Sabtu, 06 Oktober 2012

Recharging Story

Lupakan sejenak apa yang terjadi di gedung KPK. Tutup mata sejenak dari persoalan mereka, meski ingin sekali berkomentar. Tapi saya ingat dengan pesan dosen saya, "jangan jadi generasi pendengar!"
Media itu bukan tempatnya belajar. Tidak jarang mereka dibumbui kepentingan.
Mari kembali ke buku-buku, teori-teori, dan penelitian-penelitian sejenak, kemudian benturkan mereka dengan fakta yang terjadi di lapangan.

Tergelitik dengan asumsi "citeris paribus" yang berarti bahwa variabel yang lain dianggap konstan.

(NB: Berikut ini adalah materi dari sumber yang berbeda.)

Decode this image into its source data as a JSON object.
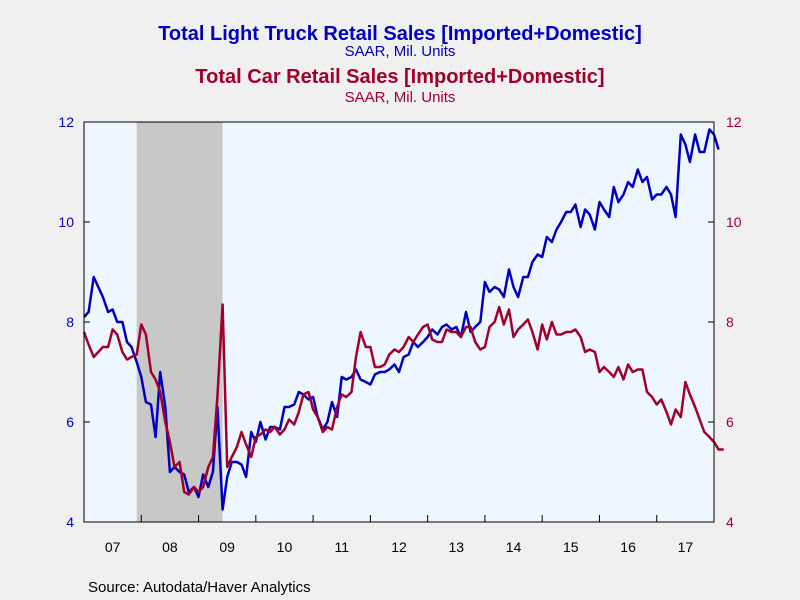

Intinya adalah kita hanya melihat perubahan variabel interest saja.
Kemarin teman saya pasang status "LULUS, citeris paribus". Maka saya bilang asumsi itu tidak relevan. Karena variabel LULUS adalah variabel dependen, sedangkan dia tidak memasukkan variabel independen which is mengasumsikan semuanya konstan. Jika keadaan sekarang konstan, artinya tidak ada perubahan dalam progress skripsi kita, sama saja dong.
Sekarang yang menjadi fokus bukanlah teman kita sudah sampai mana, tapi fokus pada kita sudah sampai mana. Asumsi: semua orang work hard untuk bisa lulus. Maka lulus bukan lagi soal waktu, tapi juga soal usaha. Meskipun nanti yang dinilai dalam penentuan kelulusan adalah hasil, bukan usaha. Tapi memori kita akan sangat mengenang proses.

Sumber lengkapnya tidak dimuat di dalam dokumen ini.